Actuellement, dans le domaine bancaire, la gamification est tendance et il faut sans doute s’attendre à ce que les banques dégagent prochainement des budgets assez conséquents pour développer, un peu toutes ensemble, les mêmes petits jeux en ligne. Cela avec le risque de découvrir finalement qu’il s’agit là de gadgets onéreux, pertinents tant que peu d’établissements les proposent mais dont l’intérêt commercial est limité.
En revanche, l’idée d’introduire une notion de jeu, de chance dans les produits bancaires classiques est sans doute beaucoup plus porteuse. Epargner correspond à un effort, un renoncement, voire à un sacrifice. Ne peut-on en faire également quelque chose d’un peu excitant ?
En 1956, le ministre des finances britannique, Harold Macmillan, lança les Premium Bonds, des titres d’emprunts d’Etat que l’Irlande imita dès l’année suivante avec ses Prize Bonds. Ces titres dégagent un intérêt qui n’est pas payé aux porteurs mais, tous les mois, un tirage au sort permet à ces derniers de gagner des lots allant de 25 £ à 1 million £. Plus d’un tiers des Britanniques ont acquis ces titres.
Les Américains ne sont pas des champions de l’épargne. Pour les y inciter, au cours des années 2000, plusieurs Crédit Unions ont créé, avec succès, la plateforme Save to win qui permet à leurs déposants de gagner également des lots.
En 2003, MMA a lancé une formule d’assurance vie, MMMax, servant un intérêt de 2,5% et offrant la possibilité de gagner des bonus (jusqu’à 20% d’intérêts supplémentaires) à travers deux tirages au sort par an.
Certains observateurs ont fait remarquer que cette dernière formule proposait tout à la fois une rémunération de base trop élevée et des bonus trop faibles. Il semble en effet que pour les épargnants, ces formules sont d’autant plus attractives qu’elles offrent une perspective de gains soit très fréquents, soit très élevés (même si la probabilité de les obtenir est très faible), tandis que le niveau de rémunération des dépôts parait alors accessoire.
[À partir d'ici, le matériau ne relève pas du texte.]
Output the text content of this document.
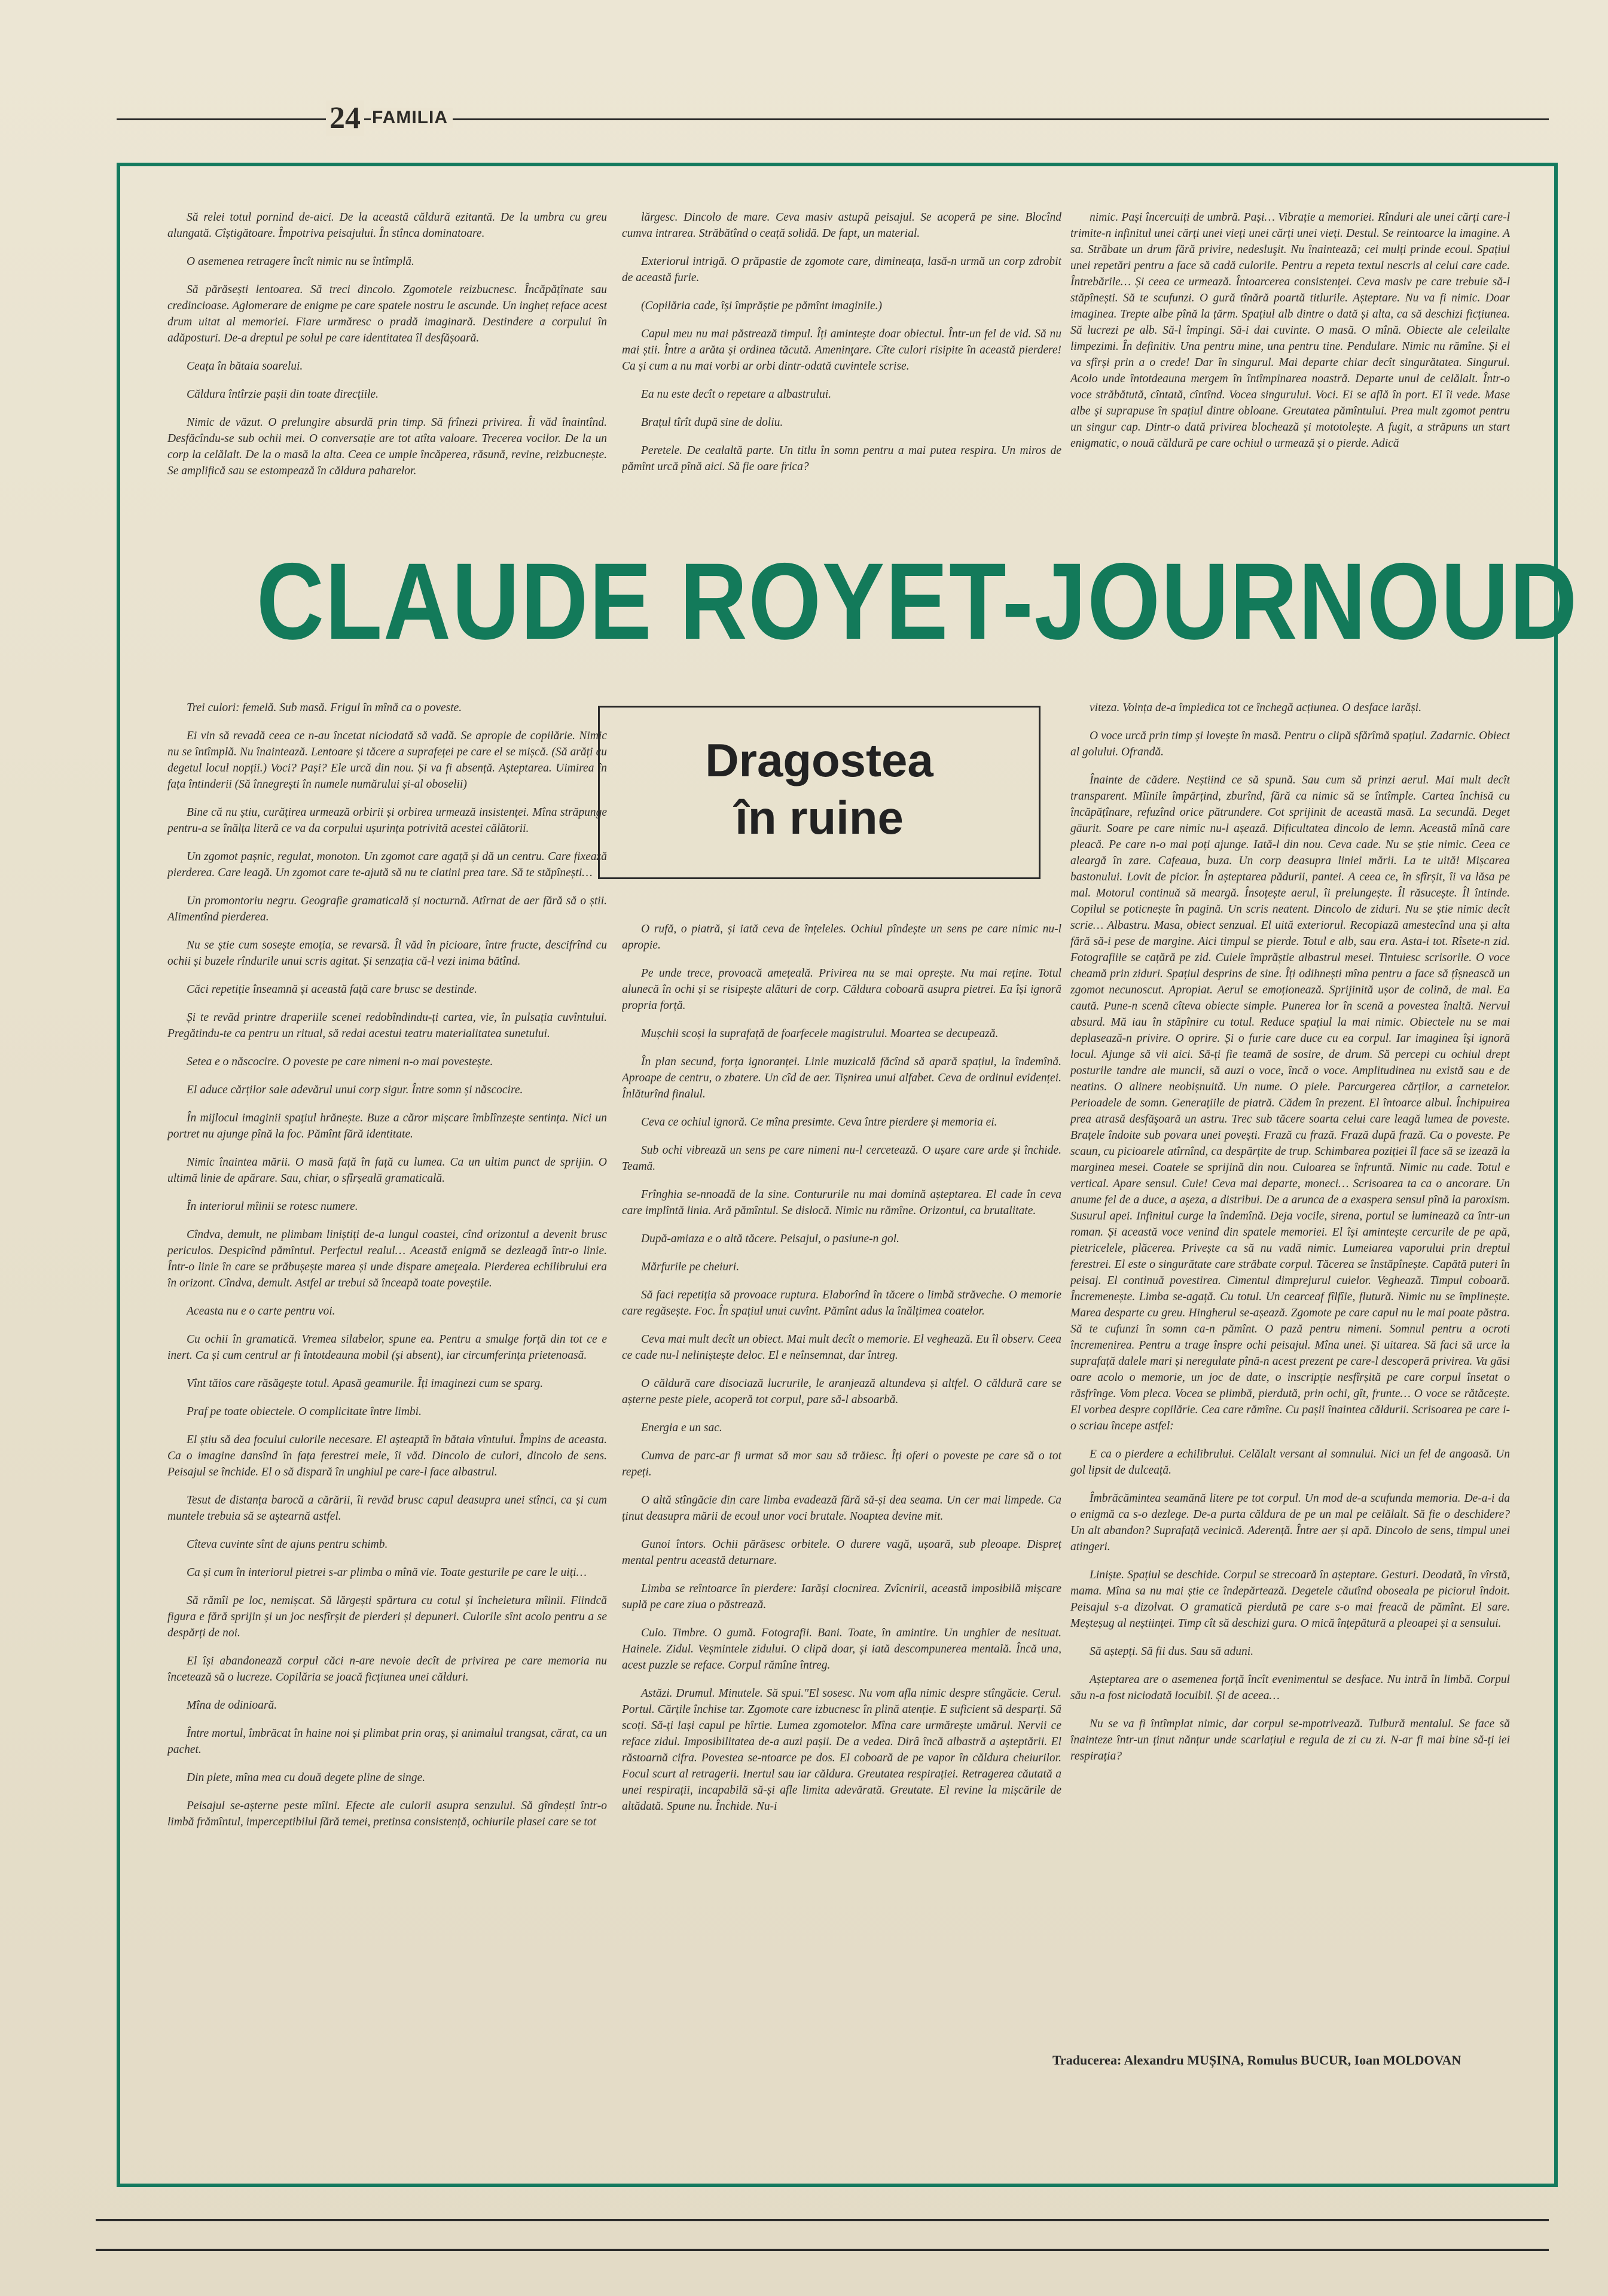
24 FAMILIA

Să relei totul pornind de-aici. De la această căldură ezitantă. De la umbra cu greu alungată. Cîștigătoare. Împotriva peisajului. În stînca dominatoare.

O asemenea retragere încît nimic nu se întîmplă.

Să părăsești lentoarea. Să treci dincolo. Zgomotele reizbucnesc. Încăpățînate sau credincioase. Aglomerare de enigme pe care spatele nostru le ascunde. Un ingheț reface acest drum uitat al memoriei. Fiare urmăresc o pradă imaginară. Destindere a corpului în adăposturi. De-a dreptul pe solul pe care identitatea îl desfășoară.

Ceața în bătaia soarelui.

Căldura întîrzie pașii din toate direcțiile.

Nimic de văzut. O prelungire absurdă prin timp. Să frînezi privirea. Îi văd înaintînd. Desfăcîndu-se sub ochii mei. O conversație are tot atîta valoare. Trecerea vocilor. De la un corp la celălalt. De la o masă la alta. Ceea ce umple încăperea, răsună, revine, reizbucnește. Se amplifică sau se estompează în căldura paharelor.

lărgesc. Dincolo de mare. Ceva masiv astupă peisajul. Se acoperă pe sine. Blocînd cumva intrarea. Străbătînd o ceață solidă. De fapt, un material.

Exteriorul intrigă. O prăpastie de zgomote care, dimineața, lasă-n urmă un corp zdrobit de această furie.

(Copilăria cade, își împrăștie pe pămînt imaginile.)

Capul meu nu mai păstrează timpul. Îți amintește doar obiectul. Într-un fel de vid. Să nu mai știi. Între a arăta și ordinea tăcută. Ameninţare. Cîte culori risipite în această pierdere! Ca și cum a nu mai vorbi ar orbi dintr-odată cuvintele scrise.

Ea nu este decît o repetare a albastrului.

Brațul tîrît după sine de doliu.

Peretele. De cealaltă parte. Un titlu în somn pentru a mai putea respira. Un miros de pămînt urcă pînă aici. Să fie oare frica?

nimic. Pași încercuiți de umbră. Pași… Vibrație a memoriei. Rînduri ale unei cărți care-l trimite-n infinitul unei cărți unei vieți unei cărți unei vieți. Destul. Se reintoarce la imagine. A sa. Străbate un drum fără privire, nedesluşit. Nu înaintează; cei mulți prinde ecoul. Spațiul unei repetări pentru a face să cadă culorile. Pentru a repeta textul nescris al celui care cade. Întrebările… Și ceea ce urmează. Întoarcerea consistenței. Ceva masiv pe care trebuie să-l stăpînești. Să te scufunzi. O gură tînără poartă titlurile. Așteptare. Nu va fi nimic. Doar imaginea. Trepte albe pînă la țărm. Spațiul alb dintre o dată și alta, ca să deschizi ficțiunea. Să lucrezi pe alb. Să-l împingi. Să-i dai cuvinte. O masă. O mînă. Obiecte ale celeilalte limpezimi. În definitiv. Una pentru mine, una pentru tine. Pendulare. Nimic nu rămîne. Și el va sfîrși prin a o crede! Dar în singurul. Mai departe chiar decît singurătatea. Singurul. Acolo unde întotdeauna mergem în întîmpinarea noastră. Departe unul de celălalt. Într-o voce străbătută, cîntată, cîntînd. Vocea singurului. Voci. Ei se află în port. El îi vede. Mase albe și suprapuse în spațiul dintre obloane. Greutatea pămîntului. Prea mult zgomot pentru un singur cap. Dintr-o dată privirea blochează și mototolește. A fugit, a străpuns un start enigmatic, o nouă căldură pe care ochiul o urmează și o pierde. Adică

CLAUDE ROYET-JOURNOUD

Trei culori: femelă. Sub masă. Frigul în mînă ca o poveste.

Ei vin să revadă ceea ce n-au încetat niciodată să vadă. Se apropie de copilărie. Nimic nu se întîmplă. Nu înaintează. Lentoare și tăcere a suprafeței pe care el se mișcă. (Să arăți cu degetul locul nopții.) Voci? Pași? Ele urcă din nou. Și va fi absență. Așteptarea. Uimirea în fața întinderii (Să înnegrești în numele numărului și-al oboselii)

Bine că nu știu, curățirea urmează orbirii și orbirea urmează insistenței. Mîna străpunge pentru-a se înălța literă ce va da corpului ușurința potrivită acestei călătorii.

Un zgomot pașnic, regulat, monoton. Un zgomot care agață și dă un centru. Care fixează pierderea. Care leagă. Un zgomot care te-ajută să nu te clatini prea tare. Să te stăpînești…

Un promontoriu negru. Geografie gramaticală și nocturnă. Atîrnat de aer fără să o știi. Alimentînd pierderea.

Nu se știe cum sosește emoția, se revarsă. Îl văd în picioare, între fructe, descifrînd cu ochii și buzele rîndurile unui scris agitat. Și senzația că-l vezi inima bătînd.

Căci repetiție înseamnă și această față care brusc se destinde.

Și te revăd printre draperiile scenei redobîndindu-ți cartea, vie, în pulsația cuvîntului. Pregătindu-te ca pentru un ritual, să redai acestui teatru materialitatea sunetului.

Setea e o născocire. O poveste pe care nimeni n-o mai povestește.

El aduce cărților sale adevărul unui corp sigur. Între somn și născocire.

În mijlocul imaginii spațiul hrănește. Buze a căror mișcare îmblînzește sentința. Nici un portret nu ajunge pînă la foc. Pămînt fără identitate.

Nimic înaintea mării. O masă față în față cu lumea. Ca un ultim punct de sprijin. O ultimă linie de apărare. Sau, chiar, o sfîrșeală gramaticală.

În interiorul mîinii se rotesc numere.

Cîndva, demult, ne plimbam liniștiți de-a lungul coastei, cînd orizontul a devenit brusc periculos. Despicînd pămîntul. Perfectul realul… Această enigmă se dezleagă într-o linie. Într-o linie în care se prăbușește marea și unde dispare ameţeala. Pierderea echilibrului era în orizont. Cîndva, demult. Astfel ar trebui să înceapă toate poveștile.

Aceasta nu e o carte pentru voi.

Cu ochii în gramatică. Vremea silabelor, spune ea. Pentru a smulge forță din tot ce e inert. Ca și cum centrul ar fi întotdeauna mobil (și absent), iar circumferința prietenoasă.

Vînt tăios care răsăgește totul. Apasă geamurile. Îți imaginezi cum se sparg.

Praf pe toate obiectele. O complicitate între limbi.

El știu să dea focului culorile necesare. El așteaptă în bătaia vîntului. Împins de aceasta. Ca o imagine dansînd în fața ferestrei mele, îi văd. Dincolo de culori, dincolo de sens. Peisajul se închide. El o să dispară în unghiul pe care-l face albastrul.

Tesut de distanța barocă a cărării, îi revăd brusc capul deasupra unei stînci, ca și cum muntele trebuia să se aştearnă astfel.

Cîteva cuvinte sînt de ajuns pentru schimb.

Ca și cum în interiorul pietrei s-ar plimba o mînă vie. Toate gesturile pe care le uiți…

Să rămîi pe loc, nemișcat. Să lărgești spărtura cu cotul și încheietura mîinii. Fiindcă figura e fără sprijin și un joc nesfîrșit de pierderi și depuneri. Culorile sînt acolo pentru a se despărți de noi.

El își abandonează corpul căci n-are nevoie decît de privirea pe care memoria nu încetează să o lucreze. Copilăria se joacă ficțiunea unei călduri.

Mîna de odinioară.

Între mortul, îmbrăcat în haine noi și plimbat prin oraș, și animalul trangsat, cărat, ca un pachet.

Din plete, mîna mea cu două degete pline de singe.

Peisajul se-așterne peste mîini. Efecte ale culorii asupra senzului. Să gîndești într-o limbă frămîntul, imperceptibilul fără temei, pretinsa consistență, ochiurile plasei care se tot

Dragostea
în ruine

O rufă, o piatră, și iată ceva de înțeleles. Ochiul pîndește un sens pe care nimic nu-l apropie.

Pe unde trece, provoacă amețeală. Privirea nu se mai oprește. Nu mai reține. Totul alunecă în ochi și se risipește alături de corp. Căldura coboară asupra pietrei. Ea își ignoră propria forță.

Mușchii scoși la suprafață de foarfecele magistrului. Moartea se decupează.

În plan secund, forța ignoranței. Linie muzicală făcînd să apară spațiul, la îndemînă. Aproape de centru, o zbatere. Un cîd de aer. Tișnirea unui alfabet. Ceva de ordinul evidenței. Înlăturînd finalul.

Ceva ce ochiul ignoră. Ce mîna presimte. Ceva între pierdere și memoria ei.

Sub ochi vibrează un sens pe care nimeni nu-l cercetează. O ușare care arde și închide. Teamă.

Frînghia se-nnoadă de la sine. Contururile nu mai domină așteptarea. El cade în ceva care implîntă linia. Ară pămîntul. Se dislocă. Nimic nu rămîne. Orizontul, ca brutalitate.

După-amiaza e o altă tăcere. Peisajul, o pasiune-n gol.

Mărfurile pe cheiuri.

Să faci repetiția să provoace ruptura. Elaborînd în tăcere o limbă străveche. O memorie care regăsește. Foc. În spațiul unui cuvînt. Pămînt adus la înălțimea coatelor.

Ceva mai mult decît un obiect. Mai mult decît o memorie. El veghează. Eu îl observ. Ceea ce cade nu-l neliniștește deloc. El e neînsemnat, dar întreg.

O căldură care disociază lucrurile, le aranjează altundeva și altfel. O căldură care se așterne peste piele, acoperă tot corpul, pare să-l absoarbă.

Energia e un sac.

Cumva de parc-ar fi urmat să mor sau să trăiesc. Îți oferi o poveste pe care să o tot repeți.

O altă stîngăcie din care limba evadează fără să-și dea seama. Un cer mai limpede. Ca ținut deasupra mării de ecoul unor voci brutale. Noaptea devine mit.

Gunoi întors. Ochii părăsesc orbitele. O durere vagă, ușoară, sub pleoape. Dispreț mental pentru această deturnare.

Limba se reîntoarce în pierdere: Iarăși clocnirea. Zvîcnirii, această imposibilă mișcare suplă pe care ziua o păstrează.

Culo. Timbre. O gumă. Fotografii. Bani. Toate, în amintire. Un unghier de nesituat. Hainele. Zidul. Veșmintele zidului. O clipă doar, și iată descompunerea mentală. Încă una, acest puzzle se reface. Corpul rămîne întreg.

Astăzi. Drumul. Minutele. Să spui."El sosesc. Nu vom afla nimic despre stîngăcie. Cerul. Portul. Cărțile închise tar. Zgomote care izbucnesc în plină atenție. E suficient să desparți. Să scoți. Să-ți lași capul pe hîrtie. Lumea zgomotelor. Mîna care urmărește umărul. Nervii ce reface zidul. Imposibilitatea de-a auzi pașii. De a vedea. Dirâ încă albastră a așteptării. El răstoarnă cifra. Povestea se-ntoarce pe dos. El coboară de pe vapor în căldura cheiurilor. Focul scurt al retragerii. Inertul sau iar căldura. Greutatea respirației. Retragerea căutată a unei respirații, incapabilă să-și afle limita adevărată. Greutate. El revine la mișcările de altădată. Spune nu. Închide. Nu-i

viteza. Voința de-a împiedica tot ce închegă acțiunea. O desface iarăși.

O voce urcă prin timp și lovește în masă. Pentru o clipă sfărîmă spațiul. Zadarnic. Obiect al golului. Ofrandă.

Înainte de cădere. Neștiind ce să spună. Sau cum să prinzi aerul. Mai mult decît transparent. Mîinile împărțind, zburînd, fără ca nimic să se întîmple. Cartea închisă cu încăpățînare, refuzînd orice pătrundere. Cot sprijinit de această masă. La secundă. Deget gäurit. Soare pe care nimic nu-l așează. Dificultatea dincolo de lemn. Această mînă care pleacă. Pe care n-o mai poți ajunge. Iată-l din nou. Ceva cade. Nu se știe nimic. Ceea ce aleargă în zare. Cafeaua, buza. Un corp deasupra liniei mării. La te uită! Mișcarea bastonului. Lovit de picior. În așteptarea pădurii, pantei. A ceea ce, în sfîrșit, îi va lăsa pe mal. Motorul continuă să meargă. Însoțește aerul, îi prelungește. Îl răsucește. Îl întinde. Copilul se poticnește în pagină. Un scris neatent. Dincolo de ziduri. Nu se știe nimic decît scrie… Albastru. Masa, obiect senzual. El uită exteriorul. Recopiază amestecînd una și alta fără să-i pese de margine. Aici timpul se pierde. Totul e alb, sau era. Asta-i tot. Rîsete-n zid. Fotografiile se cațără pe zid. Cuiele împrăștie albastrul mesei. Tintuiesc scrisorile. O voce cheamă prin ziduri. Spațiul desprins de sine. Îți odihnești mîna pentru a face să țîșnească un zgomot necunoscut. Apropiat. Aerul se emoționează. Sprijinită ușor de colină, de mal. Ea caută. Pune-n scenă cîteva obiecte simple. Punerea lor în scenă a povestea înaltă. Nervul absurd. Mă iau în stăpînire cu totul. Reduce spațiul la mai nimic. Obiectele nu se mai deplasează-n privire. O oprire. Și o furie care duce cu ea corpul. Iar imaginea își ignoră locul. Ajunge să vii aici. Să-ți fie teamă de sosire, de drum. Să percepi cu ochiul drept posturile tandre ale muncii, să auzi o voce, încă o voce. Amplitudinea nu există sau e de neatins. O alinere neobișnuită. Un nume. O piele. Parcurgerea cărților, a carnetelor. Perioadele de somn. Generațiile de piatră. Cădem în prezent. El întoarce albul. Închipuirea prea atrasă desfăşoară un astru. Trec sub tăcere soarta celui care leagă lumea de poveste. Brațele îndoite sub povara unei povești. Frază cu frază. Frază după frază. Ca o poveste. Pe scaun, cu picioarele atîrnînd, ca despărțite de trup. Schimbarea poziției îl face să se izează la marginea mesei. Coatele se sprijină din nou. Culoarea se înfruntă. Nimic nu cade. Totul e vertical. Apare sensul. Cuie! Ceva mai departe, moneci… Scrisoarea ta ca o ancorare. Un anume fel de a duce, a așeza, a distribui. De a arunca de a exaspera sensul pînă la paroxism. Susurul apei. Infinitul curge la îndemînă. Deja vocile, sirena, portul se luminează ca într-un roman. Și această voce venind din spatele memoriei. El își amintește cercurile de pe apă, pietricelele, plăcerea. Privește ca să nu vadă nimic. Lumeiarea vaporului prin dreptul ferestrei. El este o singurătate care străbate corpul. Tăcerea se înstăpînește. Capătă puteri în peisaj. El continuă povestirea. Cimentul dimprejurul cuielor. Veghează. Timpul coboară. Încremenește. Limba se-agață. Cu totul. Un cearceaf fîlfîie, flutură. Nimic nu se împlinește. Marea desparte cu greu. Hingherul se-așează. Zgomote pe care capul nu le mai poate păstra. Să te cufunzi în somn ca-n pămînt. O pază pentru nimeni. Somnul pentru a ocroti încremenirea. Pentru a trage înspre ochi peisajul. Mîna unei. Și uitarea. Să faci să urce la suprafață dalele mari și neregulate pînă-n acest prezent pe care-l descoperă privirea. Va găsi oare acolo o memorie, un joc de date, o inscripție nesfîrșită pe care corpul însetat o răsfrînge. Vom pleca. Vocea se plimbă, pierdută, prin ochi, gît, frunte… O voce se rătăcește. El vorbea despre copilărie. Cea care rămîne. Cu pașii înaintea căldurii. Scrisoarea pe care i-o scriau începe astfel:

E ca o pierdere a echilibrului. Celălalt versant al somnului. Nici un fel de angoasă. Un gol lipsit de dulceață.

Îmbrăcămintea seamănă litere pe tot corpul. Un mod de-a scufunda memoria. De-a-i da o enigmă ca s-o dezlege. De-a purta căldura de pe un mal pe celălalt. Să fie o deschidere? Un alt abandon? Suprafață vecinică. Aderență. Între aer și apă. Dincolo de sens, timpul unei atingeri.

Liniște. Spațiul se deschide. Corpul se strecoară în așteptare. Gesturi. Deodată, în vîrstă, mama. Mîna sa nu mai știe ce îndepărtează. Degetele căutînd oboseala pe piciorul îndoit. Peisajul s-a dizolvat. O gramatică pierdută pe care s-o mai freacă de pămînt. El sare. Meșteșug al neștiinței. Timp cît să deschizi gura. O mică înțepătură a pleoapei și a sensului.

Să aștepți. Să fii dus. Sau să aduni.

Așteptarea are o asemenea forță încît evenimentul se desface. Nu intră în limbă. Corpul său n-a fost niciodată locuibil. Și de aceea…

Nu se va fi întîmplat nimic, dar corpul se-mpotrivează. Tulbură mentalul. Se face să înainteze într-un ținut nănțur unde scarlațiul e regula de zi cu zi. N-ar fi mai bine să-ți iei respirația?

Traducerea: Alexandru MUȘINA, Romulus BUCUR, Ioan MOLDOVAN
En Argentine, le Banco Rio de la Plata a rencontré un vif succès en proposant la formule d’une épargne rémunérée moitié moindre que le taux usuel mais assortie du tirage au sort quotidien d’un prix de 20 000 $ et d’un tirage mensuel permettant de gagner 220 000 $. Ce faisant, la banque ne réalise pas une importante économie par rapport à ce qu’elle devrait verser au taux usuel des dépôts mais la formule lui a permis d’attirer de très nombreux clients.
De telles loteries sont-elles immorales ? Bien moins que le loto ! On ne parie pas. On ne perd rien. Si la rémunération est faible et qu’on ne gagne pas de lots ou peu, il y a un manque à gagner par rapport à d’autres placements. Mais c’est le jeu, contre la perspective de pouvoir gagner beaucoup. Derrière, il y a de toute façon la constitution d’une épargne disponible. Il y a encore un changement sensible de l’image des banques, qu’aucune loi, comme le rappelle le slogan de Fidor Bank, n’oblige à être ennuyeuses.